After Baklanov's death in 1873 military ataman Mikheil Chertkov requested to start a whip-round for the monument. By the beginning of 1875 2314.02 rubles was raised. A miniature of the monument was designed by N. Nabokov. It was demonstrated at the House of Nobility in Novocherkassk. Variant proposed by sculptor Dyleev had satisfied no one. Don superior commissioned leading Petersburg masters to realize the approved draft. Master Yefimov processed the granite monolith boulder and decorated the burial vault. The casting of the statue was being supervised by the famous French bronze designer Félix Chopin.

The iron cannons provided by the draft were replaced by granitical spheres owing to lack of money.
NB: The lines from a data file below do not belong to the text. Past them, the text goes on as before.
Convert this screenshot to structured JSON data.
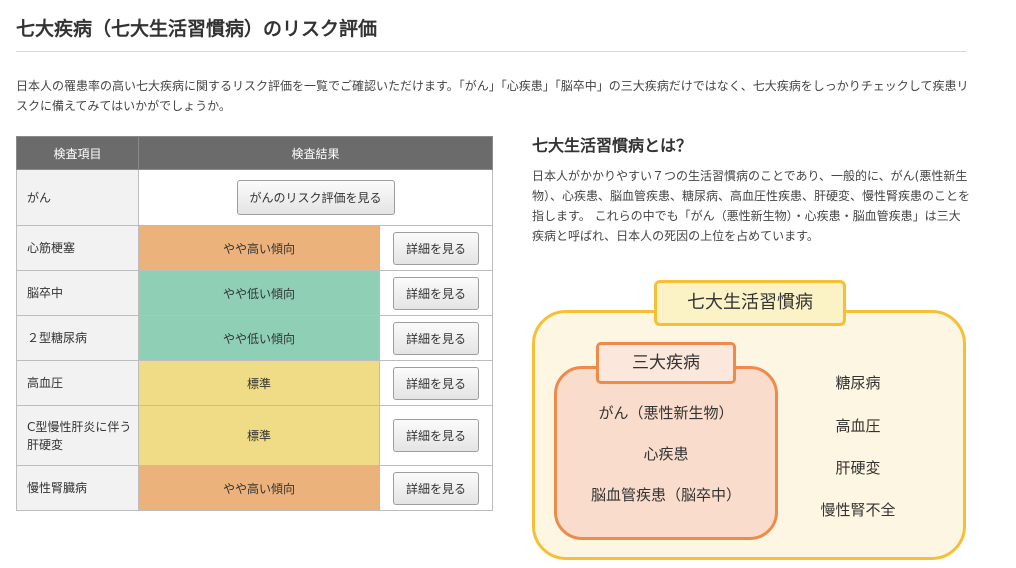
{
  "page": {
    "title": "七大疾病（七大生活習慣病）のリスク評価",
    "intro": "日本人の罹患率の高い七大疾病に関するリスク評価を一覧でご確認いただけます。「がん」「心疾患」「脳卒中」の三大疾病だけではなく、七大疾病をしっかりチェックして疾患リスクに備えてみてはいかがでしょうか。"
  },
  "table": {
    "headers": [
      "検査項目",
      "検査結果"
    ],
    "rows": [
      {
        "item": "がん",
        "button": "がんのリスク評価を見る"
      },
      {
        "item": "心筋梗塞",
        "result": "やや高い傾向",
        "level": "high",
        "button": "詳細を見る"
      },
      {
        "item": "脳卒中",
        "result": "やや低い傾向",
        "level": "low",
        "button": "詳細を見る"
      },
      {
        "item": "２型糖尿病",
        "result": "やや低い傾向",
        "level": "low",
        "button": "詳細を見る"
      },
      {
        "item": "高血圧",
        "result": "標準",
        "level": "standard",
        "button": "詳細を見る"
      },
      {
        "item": "C型慢性肝炎に伴う肝硬変",
        "result": "標準",
        "level": "standard",
        "button": "詳細を見る"
      },
      {
        "item": "慢性腎臓病",
        "result": "やや高い傾向",
        "level": "high",
        "button": "詳細を見る"
      }
    ],
    "colors": {
      "high": "#ebb27c",
      "low": "#8ecfb5",
      "standard": "#f0dc87",
      "header": "#6b6b6b"
    }
  },
  "side": {
    "heading": "七大生活習慣病とは？",
    "text": "日本人がかかりやすい７つの生活習慣病のことであり、一般的に、がん(悪性新生物）、心疾患、脳血管疾患、糖尿病、高血圧性疾患、肝硬変、慢性腎疾患のことを指します。 これらの中でも「がん（悪性新生物）・心疾患・脳血管疾患」は三大疾病と呼ばれ、日本人の死因の上位を占めています。"
  },
  "diagram": {
    "outer_label": "七大生活習慣病",
    "inner_label": "三大疾病",
    "inner_items": [
      "がん（悪性新生物）",
      "心疾患",
      "脳血管疾患（脳卒中）"
    ],
    "outer_items": [
      "糖尿病",
      "高血圧",
      "肝硬変",
      "慢性腎不全"
    ],
    "colors": {
      "outer": "#f5c036",
      "inner": "#ee8a4a"
    }
  }
}
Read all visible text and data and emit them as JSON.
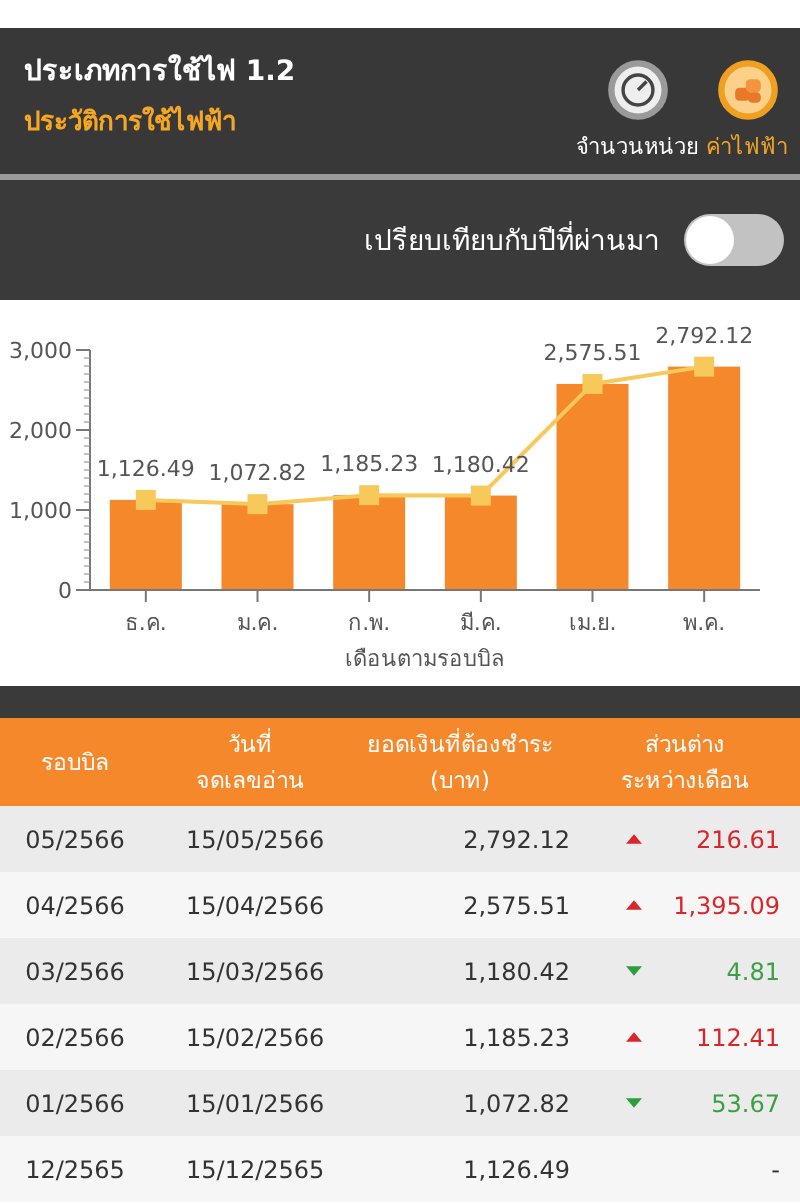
{
  "header": {
    "title": "ประเภทการใช้ไฟ 1.2",
    "subtitle": "ประวัติการใช้ไฟฟ้า",
    "tabs": [
      {
        "label": "จำนวนหน่วย",
        "kind": "gauge",
        "selected": false
      },
      {
        "label": "ค่าไฟฟ้า",
        "kind": "coins",
        "selected": true
      }
    ]
  },
  "compare": {
    "label": "เปรียบเทียบกับปีที่ผ่านมา",
    "on": false
  },
  "chart_data": {
    "type": "bar",
    "xlabel": "เดือนตามรอบบิล",
    "categories": [
      "ธ.ค.",
      "ม.ค.",
      "ก.พ.",
      "มี.ค.",
      "เม.ย.",
      "พ.ค."
    ],
    "series": [
      {
        "type": "bar",
        "color": "#f5882a",
        "values": [
          1126.49,
          1072.82,
          1185.23,
          1180.42,
          2575.51,
          2792.12
        ]
      },
      {
        "type": "line",
        "color": "#f7c85a",
        "marker": "square",
        "values": [
          1126.49,
          1072.82,
          1185.23,
          1180.42,
          2575.51,
          2792.12
        ]
      }
    ],
    "ylim": [
      0,
      3000
    ],
    "yticks": [
      {
        "value": 0,
        "label": "0"
      },
      {
        "value": 1000,
        "label": "1,000"
      },
      {
        "value": 2000,
        "label": "2,000"
      },
      {
        "value": 3000,
        "label": "3,000"
      }
    ],
    "value_labels": [
      "1,126.49",
      "1,072.82",
      "1,185.23",
      "1,180.42",
      "2,575.51",
      "2,792.12"
    ]
  },
  "table": {
    "columns": [
      "รอบบิล",
      "วันที่\nจดเลขอ่าน",
      "ยอดเงินที่ต้องชำระ\n(บาท)",
      "ส่วนต่าง\nระหว่างเดือน"
    ],
    "rows": [
      {
        "cycle": "05/2566",
        "date": "15/05/2566",
        "amount": "2,792.12",
        "kind": "up",
        "diff": "216.61"
      },
      {
        "cycle": "04/2566",
        "date": "15/04/2566",
        "amount": "2,575.51",
        "kind": "up",
        "diff": "1,395.09"
      },
      {
        "cycle": "03/2566",
        "date": "15/03/2566",
        "amount": "1,180.42",
        "kind": "down",
        "diff": "4.81"
      },
      {
        "cycle": "02/2566",
        "date": "15/02/2566",
        "amount": "1,185.23",
        "kind": "up",
        "diff": "112.41"
      },
      {
        "cycle": "01/2566",
        "date": "15/01/2566",
        "amount": "1,072.82",
        "kind": "down",
        "diff": "53.67"
      },
      {
        "cycle": "12/2565",
        "date": "15/12/2565",
        "amount": "1,126.49",
        "kind": "none",
        "diff": "-"
      }
    ]
  }
}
In 1911 the monument was entirely transferred in Novocherkassk. The gilding and bronze elements were dismantled and passed to scrap metal in 1930s. Restoration of the monument under the leadership of A. Tarasenko was completed on June 4, 1995, the year of the 195 years anniversary of Novocherkassk.

== Description ==
The monument is a granitical boulder, which is covered with a cossack burka and a battle standard with the last sentence of Nicene Creed «we look for the resurrection of the dead, and the life of the world to come. Amen.» (Чаю воскресения мёртвых и жизни будущего века. Аминь) written on it. A general's shashka is visible out from under the burka. The sculpture composition is crowned with a bronze papakha. The city's sites of military glory of Baklanov are carved on the sides of the pedestal. A bronze medallion with inscribed phrase: «Lieutenant General of the Don Host Oblast Yakov Petrovich Baklanov was born in 1809, died in October 18, 1873».